Las empresas cuentan con ciertos costes que no son percibidos como tal (costes de personal propio, especialmente), mientras que otros (inversión en equipos o sistemas informáticos) se ven como un coste desmesurado.

Si se compara el coste de una implantación de Cuadro de Mandos con el de personal necesario para obtener la misma información se tiene un ROI de muy pocos meses, con la diferencia de que el Cuadro de Mandos proporciona la información en tiempo real y la que prepara el personal propio tarda unos días.

Muchas empresas calculan sus costes según los datos contables que se van generando y no deja de ser cierto que los datos de contabilidad son exactos, pero no es menos cierto que no son datos precisos.

Es fácil sumar todos los costes de la empresa, dividirlos por los kilos vendidos y calcular el coste por kilo. El problema es que se obtienen datos medios. Si el coste medio es más bajo que el precio medio de venta, la empresa debe ganar dinero.

En los tiempos actuales la rentabilidad hay que medirla venta a venta, ya que la concentración en la demanda ajusta mucho los precios de venta, por lo que 1 céntimo de € arriba o abajo puede suponer vender el producto o no venderlo, ganar ese céntimo o perderlo. Y si esos márgenes insignificantes se multiplican por millones de kilos al final suponen la viabilidad (o no) de la empresa. La empresa debe tener mejores herramientas que la competencia para estar en ventaja a la hora de negociar con los clientes.
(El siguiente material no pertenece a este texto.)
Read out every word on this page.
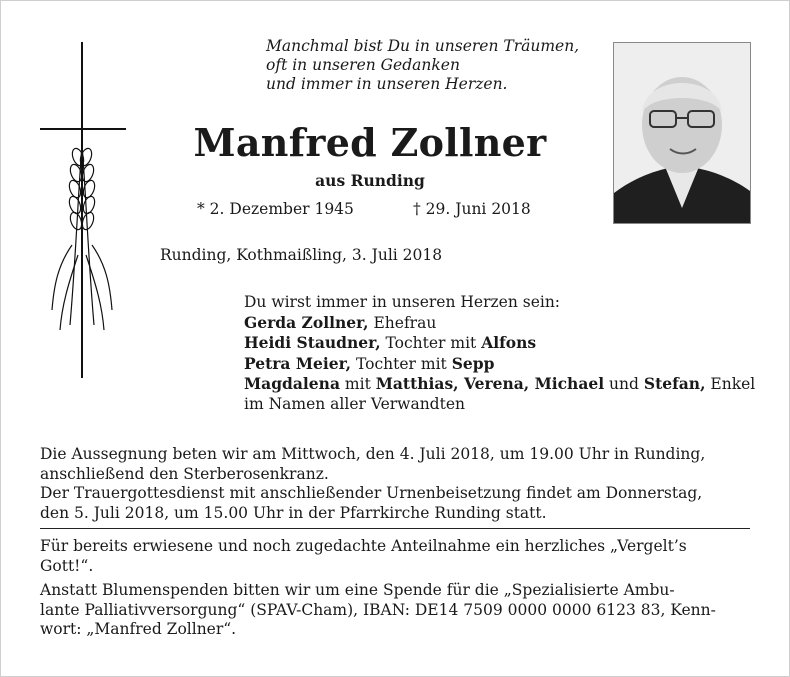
Manchmal bist Du in unseren Träumen,
oft in unseren Gedanken
und immer in unseren Herzen.
Manfred Zollner
aus Runding
* 2. Dezember 1945	† 29. Juni 2018
Runding, Kothmaißling, 3. Juli 2018
Du wirst immer in unseren Herzen sein:
Gerda Zollner, Ehefrau
Heidi Staudner, Tochter mit Alfons
Petra Meier, Tochter mit Sepp
Magdalena mit Matthias, Verena, Michael und Stefan, Enkel
im Namen aller Verwandten
Die Aussegnung beten wir am Mittwoch, den 4. Juli 2018, um 19.00 Uhr in Runding,
anschließend den Sterberosenkranz.
Der Trauergottesdienst mit anschließender Urnenbeisetzung findet am Donnerstag,
den 5. Juli 2018, um 15.00 Uhr in der Pfarrkirche Runding statt.
Für bereits erwiesene und noch zugedachte Anteilnahme ein herzliches „Vergelt’s
Gott!“.
Anstatt Blumenspenden bitten wir um eine Spende für die „Spezialisierte Ambu-
lante Palliativversorgung“ (SPAV-Cham), IBAN: DE14 7509 0000 0000 6123 83, Kenn-
wort: „Manfred Zollner“.
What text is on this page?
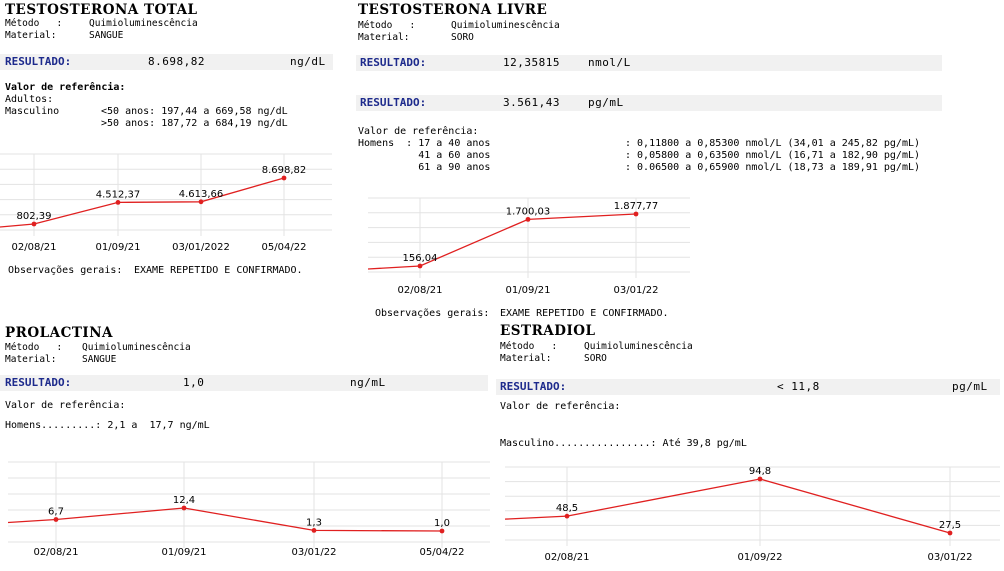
TESTOSTERONA TOTAL
Método   :	Quimioluminescência
Material:	SANGUE
RESULTADO:	8.698,82	ng/dL
Valor de referência:
Adultos:
Masculino	<50 anos: 197,44 a 669,58 ng/dL
>50 anos: 187,72 a 684,19 ng/dL
802,39
4.512,37	4.613,66
8.698,82
02/08/21	01/09/21	03/01/2022	05/04/22
Observações gerais: EXAME REPETIDO E CONFIRMADO.
TESTOSTERONA LIVRE
Método   :	Quimioluminescência
Material:	SORO
RESULTADO:	12,35815	nmol/L
RESULTADO:	3.561,43	pg/mL
Valor de referência:
Homens  : 17 a 40 anos	: 0,11800 a 0,85300 nmol/L (34,01 a 245,82 pg/mL)
41 a 60 anos	: 0,05800 a 0,63500 nmol/L (16,71 a 182,90 pg/mL)
61 a 90 anos	: 0.06500 a 0,65900 nmol/L (18,73 a 189,91 pg/mL)
156,04
1.700,03	1.877,77
02/08/21	01/09/21	03/01/22
Observações gerais: EXAME REPETIDO E CONFIRMADO.
PROLACTINA
Método   : Quimioluminescência
Material:	SANGUE
RESULTADO:	1,0	ng/mL
Valor de referência:
Homens.........: 2,1 a  17,7 ng/mL
6,7
12,4
1,3	1,0
02/08/21	01/09/21	03/01/22	05/04/22
ESTRADIOL
Método   :	Quimioluminescência
Material:	SORO
RESULTADO:	< 11,8	pg/mL
Valor de referência:
Masculino................: Até 39,8 pg/mL
48,5
94,8
27,5
02/08/21	01/09/22	03/01/22
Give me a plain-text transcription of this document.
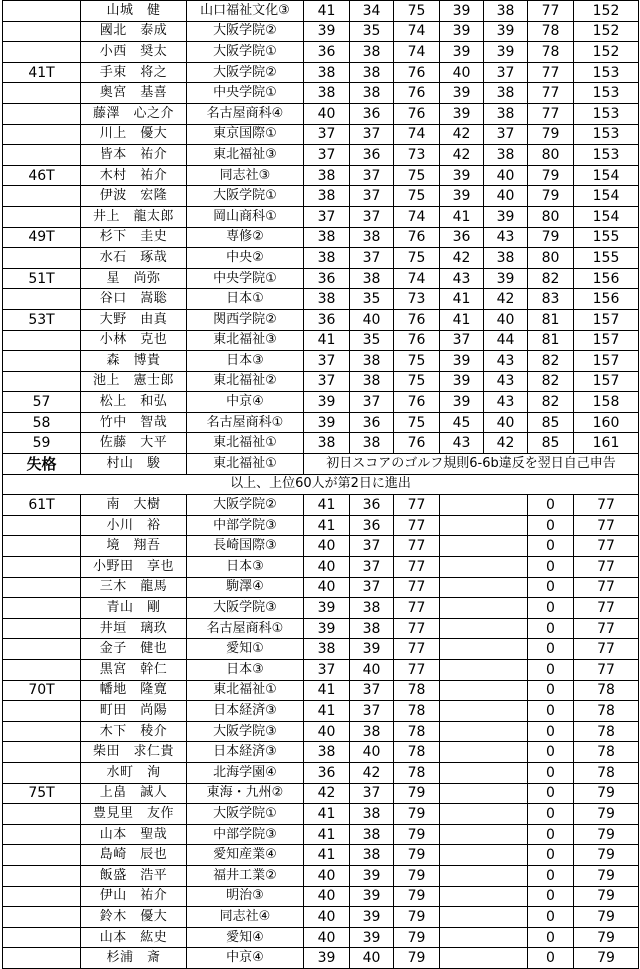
	山城　健	山口福祉文化③	41	34	75	39	38	77	152
	國北　泰成	大阪学院②	39	35	74	39	39	78	152
	小西　奨太	大阪学院①	36	38	74	39	39	78	152
41T	手束　将之	大阪学院②	38	38	76	40	37	77	153
	奥宮　基喜	中央学院①	38	38	76	39	38	77	153
	藤澤　心之介	名古屋商科④	40	36	76	39	38	77	153
	川上　優大	東京国際①	37	37	74	42	37	79	153
	皆本　祐介	東北福祉③	37	36	73	42	38	80	153
46T	木村　祐介	同志社③	38	37	75	39	40	79	154
	伊波　宏隆	大阪学院①	38	37	75	39	40	79	154
	井上　龍太郎	岡山商科①	37	37	74	41	39	80	154
49T	杉下　圭史	専修②	38	38	76	36	43	79	155
	水石　琢哉	中央②	38	37	75	42	38	80	155
51T	星　尚弥	中央学院①	36	38	74	43	39	82	156
	谷口　嵩聡	日本①	38	35	73	41	42	83	156
53T	大野　由真	関西学院②	36	40	76	41	40	81	157
	小林　克也	東北福祉③	41	35	76	37	44	81	157
	森　博貴	日本③	37	38	75	39	43	82	157
	池上　憲士郎	東北福祉②	37	38	75	39	43	82	157
57	松上　和弘	中京④	39	37	76	39	43	82	158
58	竹中　智哉	名古屋商科①	39	36	75	45	40	85	160
59	佐藤　大平	東北福祉①	38	38	76	43	42	85	161
失格	村山　駿	東北福祉①	初日スコアのゴルフ規則6-6b違反を翌日自己申告						
以上、上位60人が第2日に進出									
61T	南　大樹	大阪学院②	41	36	77			0	77
	小川　裕	中部学院③	41	36	77			0	77
	境　翔吾	長崎国際③	40	37	77			0	77
	小野田　享也	日本③	40	37	77			0	77
	三木　龍馬	駒澤④	40	37	77			0	77
	青山　剛	大阪学院③	39	38	77			0	77
	井垣　璃玖	名古屋商科①	39	38	77			0	77
	金子　健也	愛知①	38	39	77			0	77
	黒宮　幹仁	日本③	37	40	77			0	77
70T	幡地　隆寛	東北福祉①	41	37	78			0	78
	町田　尚陽	日本経済③	41	37	78			0	78
	木下　稜介	大阪学院③	40	38	78			0	78
	柴田　求仁貴	日本経済③	38	40	78			0	78
	水町　洵	北海学園④	36	42	78			0	78
75T	上畠　誠人	東海・九州②	42	37	79			0	79
	豊見里　友作	大阪学院①	41	38	79			0	79
	山本　聖哉	中部学院③	41	38	79			0	79
	島崎　辰也	愛知産業④	41	38	79			0	79
	飯盛　浩平	福井工業②	40	39	79			0	79
	伊山　祐介	明治③	40	39	79			0	79
	鈴木　優大	同志社④	40	39	79			0	79
	山本　紘史	愛知④	40	39	79			0	79
	杉浦　斎	中京④	39	40	79			0	79
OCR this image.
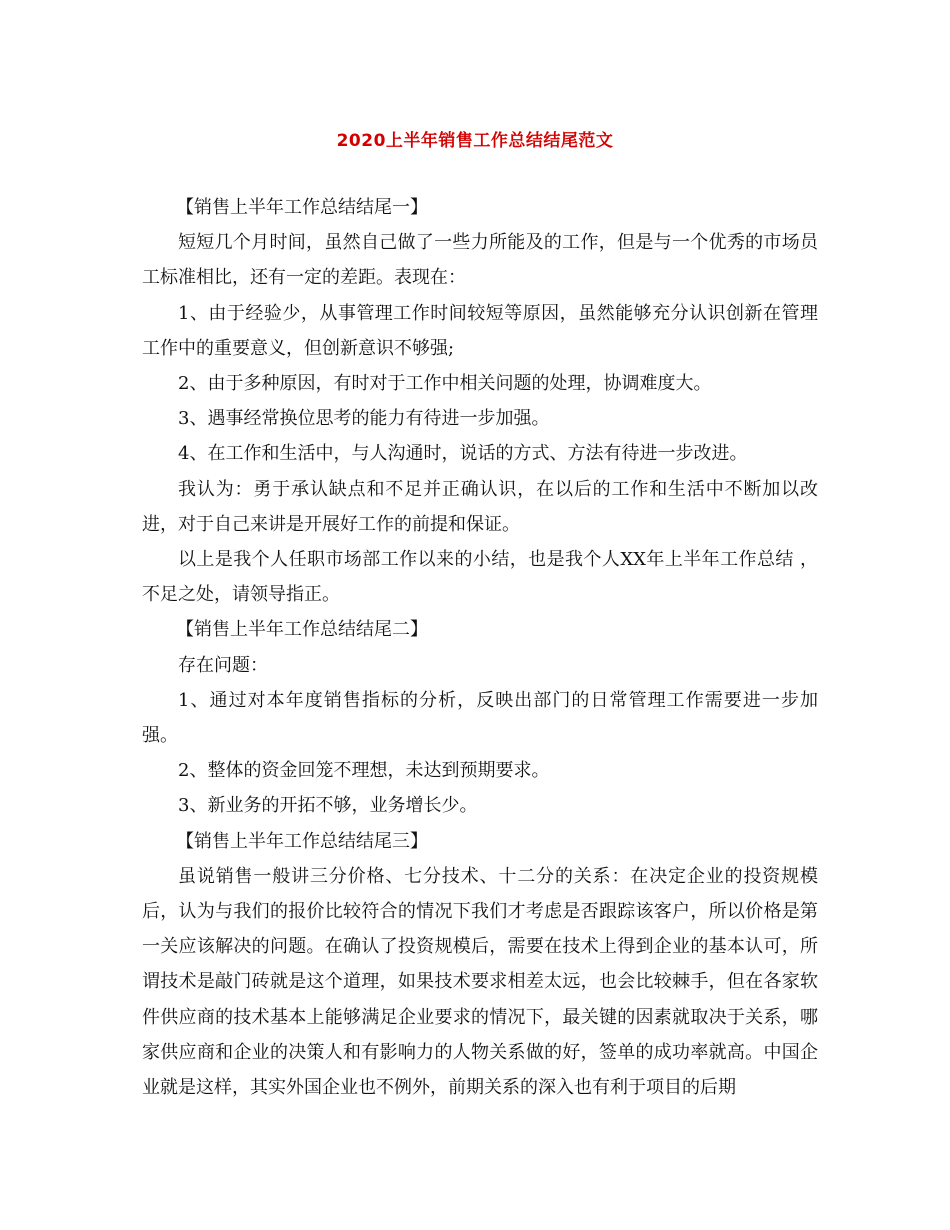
2020上半年销售工作总结结尾范文

【销售上半年工作总结结尾一】

短短几个月时间，虽然自己做了一些力所能及的工作，但是与一个优秀的市场员工标准相比，还有一定的差距。表现在：

1、由于经验少，从事管理工作时间较短等原因，虽然能够充分认识创新在管理工作中的重要意义，但创新意识不够强;

2、由于多种原因，有时对于工作中相关问题的处理，协调难度大。

3、遇事经常换位思考的能力有待进一步加强。

4、在工作和生活中，与人沟通时，说话的方式、方法有待进一步改进。

我认为：勇于承认缺点和不足并正确认识，在以后的工作和生活中不断加以改进，对于自己来讲是开展好工作的前提和保证。

以上是我个人任职市场部工作以来的小结，也是我个人XX年上半年工作总结 ，不足之处，请领导指正。

【销售上半年工作总结结尾二】

存在问题：

1、通过对本年度销售指标的分析，反映出部门的日常管理工作需要进一步加强。

2、整体的资金回笼不理想，未达到预期要求。

3、新业务的开拓不够，业务增长少。

【销售上半年工作总结结尾三】

虽说销售一般讲三分价格、七分技术、十二分的关系：在决定企业的投资规模后，认为与我们的报价比较符合的情况下我们才考虑是否跟踪该客户，所以价格是第一关应该解决的问题。在确认了投资规模后，需要在技术上得到企业的基本认可，所谓技术是敲门砖就是这个道理，如果技术要求相差太远，也会比较棘手，但在各家软件供应商的技术基本上能够满足企业要求的情况下，最关键的因素就取决于关系，哪家供应商和企业的决策人和有影响力的人物关系做的好，签单的成功率就高。中国企业就是这样，其实外国企业也不例外，前期关系的深入也有利于项目的后期
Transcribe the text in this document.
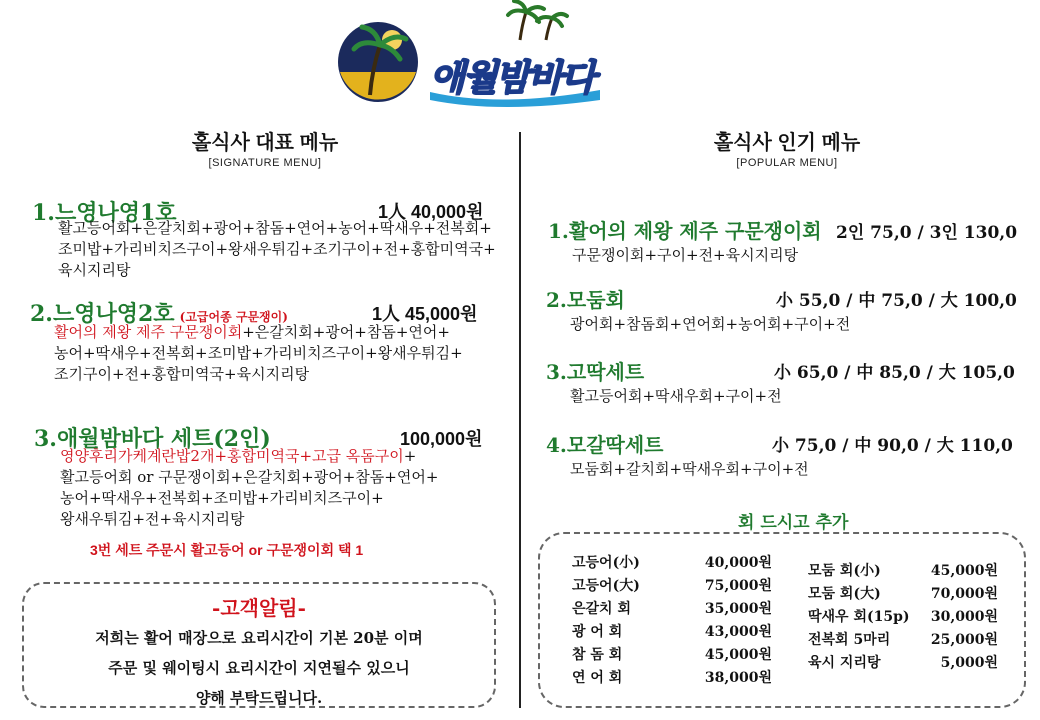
애월밤바다
홀식사 대표 메뉴
[SIGNATURE MENU]
홀식사 인기 메뉴
[POPULAR MENU]
1.느영나영1호	1人 40,000원
활고등어회+은갈치회+광어+참돔+연어+농어+딱새우+전복회+
조미밥+가리비치즈구이+왕새우튀김+조기구이+전+홍합미역국+
육시지리탕
2.느영나영2호 (고급어종 구문쟁이)	1人 45,000원
활어의 제왕 제주 구문쟁이회+은갈치회+광어+참돔+연어+
농어+딱새우+전복회+조미밥+가리비치즈구이+왕새우튀김+
조기구이+전+홍합미역국+육시지리탕
3.애월밤바다 세트(2인)	100,000원
영양후리가케계란밥2개+홍합미역국+고급 옥돔구이+
활고등어회 or 구문쟁이회+은갈치회+광어+참돔+연어+
농어+딱새우+전복회+조미밥+가리비치즈구이+
왕새우튀김+전+육시지리탕
3번 세트 주문시 활고등어 or 구문쟁이회 택 1
-고객알림-
저희는 활어 매장으로 요리시간이 기본 20분 이며
주문 및 웨이팅시 요리시간이 지연될수 있으니
양해 부탁드립니다.
1.활어의 제왕 제주 구문쟁이회 2인 75,0 / 3인 130,0
구문쟁이회+구이+전+육시지리탕
2.모둠회	小 55,0 / 中 75,0 / 大 100,0
광어회+참돔회+연어회+농어회+구이+전
3.고딱세트	小 65,0 / 中 85,0 / 大 105,0
활고등어회+딱새우회+구이+전
4.모갈딱세트	小 75,0 / 中 90,0 / 大 110,0
모둠회+갈치회+딱새우회+구이+전
회 드시고 추가
고등어(小)	40,000원
고등어(大)	75,000원
은갈치 회	35,000원
광 어 회	43,000원
참 돔 회	45,000원
연 어 회	38,000원
모둠 회(小)	45,000원
모둠 회(大)	70,000원
딱새우 회(15p) 30,000원
전복회 5마리	25,000원
육시 지리탕	5,000원
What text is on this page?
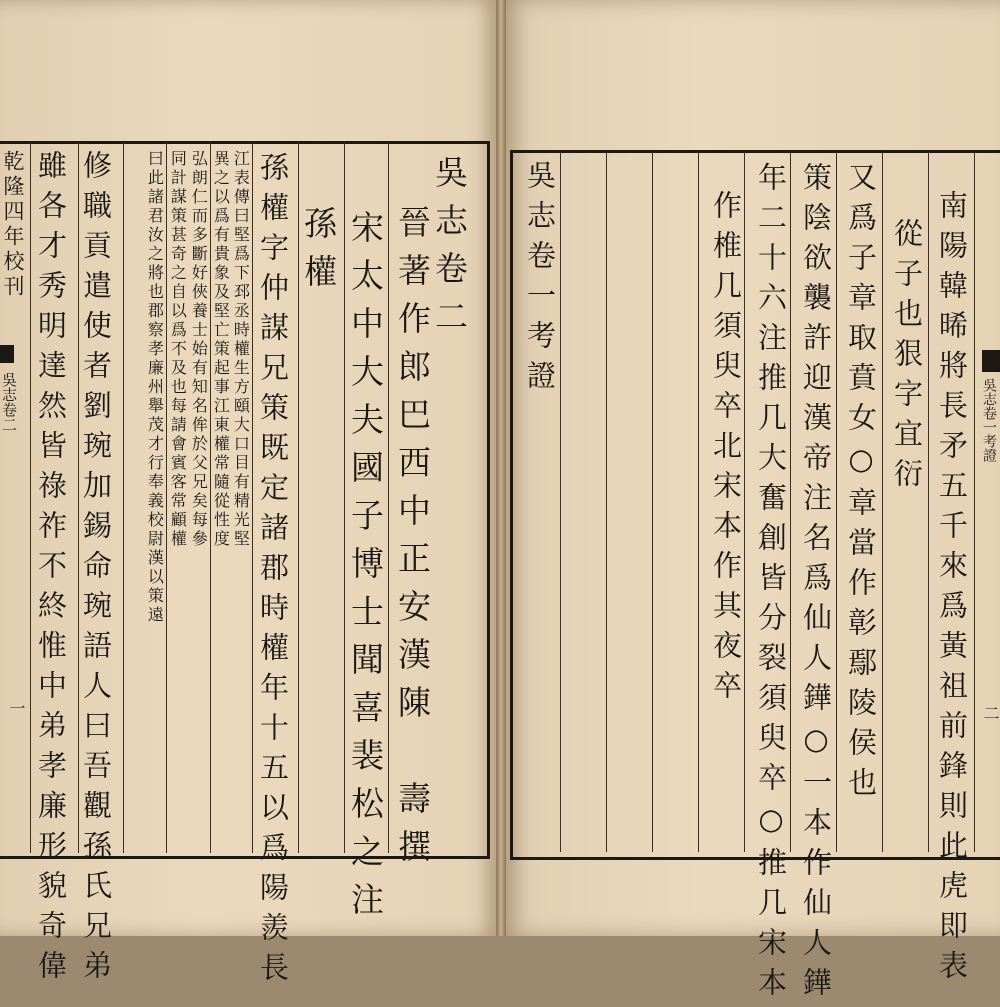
乾隆四年校刊	吳志卷二
晉著作郎巴西中正安漢陳　壽撰
宋太中大夫國子博士聞喜裴松之注
孫權
孫權字仲謀兄策既定諸郡時權年十五以爲陽羨長
江表傳曰堅爲下邳丞時權生方頤大口目有精光堅
異之以爲有貴象及堅亡策起事江東權常隨從性度
弘朗仁而多斷好俠養士始有知名侔於父兄矣每參
同計謀策甚奇之自以爲不及也每請會賓客常顧權
曰此諸君汝之將也郡察孝廉州舉茂才行奉義校尉漢以策遠
修職貢遣使者劉琬加錫命琬語人曰吾觀孫氏兄弟
雖各才秀明達然皆祿祚不終惟中弟孝廉形貌奇偉
吳志卷二
一
　　　	南陽韓晞將長矛五千來爲黃祖前鋒則此虎即表
從子也狠字宜衍
又爲子章取賁女○章當作彰鄢陵侯也
策陰欲襲許迎漢帝注名爲仙人鏵○一本作仙人鏵
年二十六注推几大奮創皆分裂須臾卒○推几宋本
作椎几須臾卒北宋本作其夜卒
吳志卷一考證
吳志卷一考證
二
Dicho esto, toca ofrecer una solución que pasa por tratar de tener más precisión y rapidez en los datos. Para evitar esta situación que describimos la mejor herramienta a utilizar es el Cuadro de Mandos, pues proporciona la información de manera más ágil y precisa, permitiendo saber en qué se gana y en qué se pierde. Junto a ello, hace posible también analizar los costes venta a venta y producto a producto, dando una visión precisa y exacta.

La información debe estar a disposición de la empresa y no de los individuos: una empresa en la que cada persona controla una parte de la información y sólo él sabe cómo manejarla y obtenerla es un peligro para la empresa, bien porque pueda causar distorsión en la información, bien porque esa persona cambie de puesto. Con un Cuadro de Mandos se consigue que la información esté en un lugar único a disposición de todo el mundo y con una forma muy clara y definida de acceso y calculo de la misma.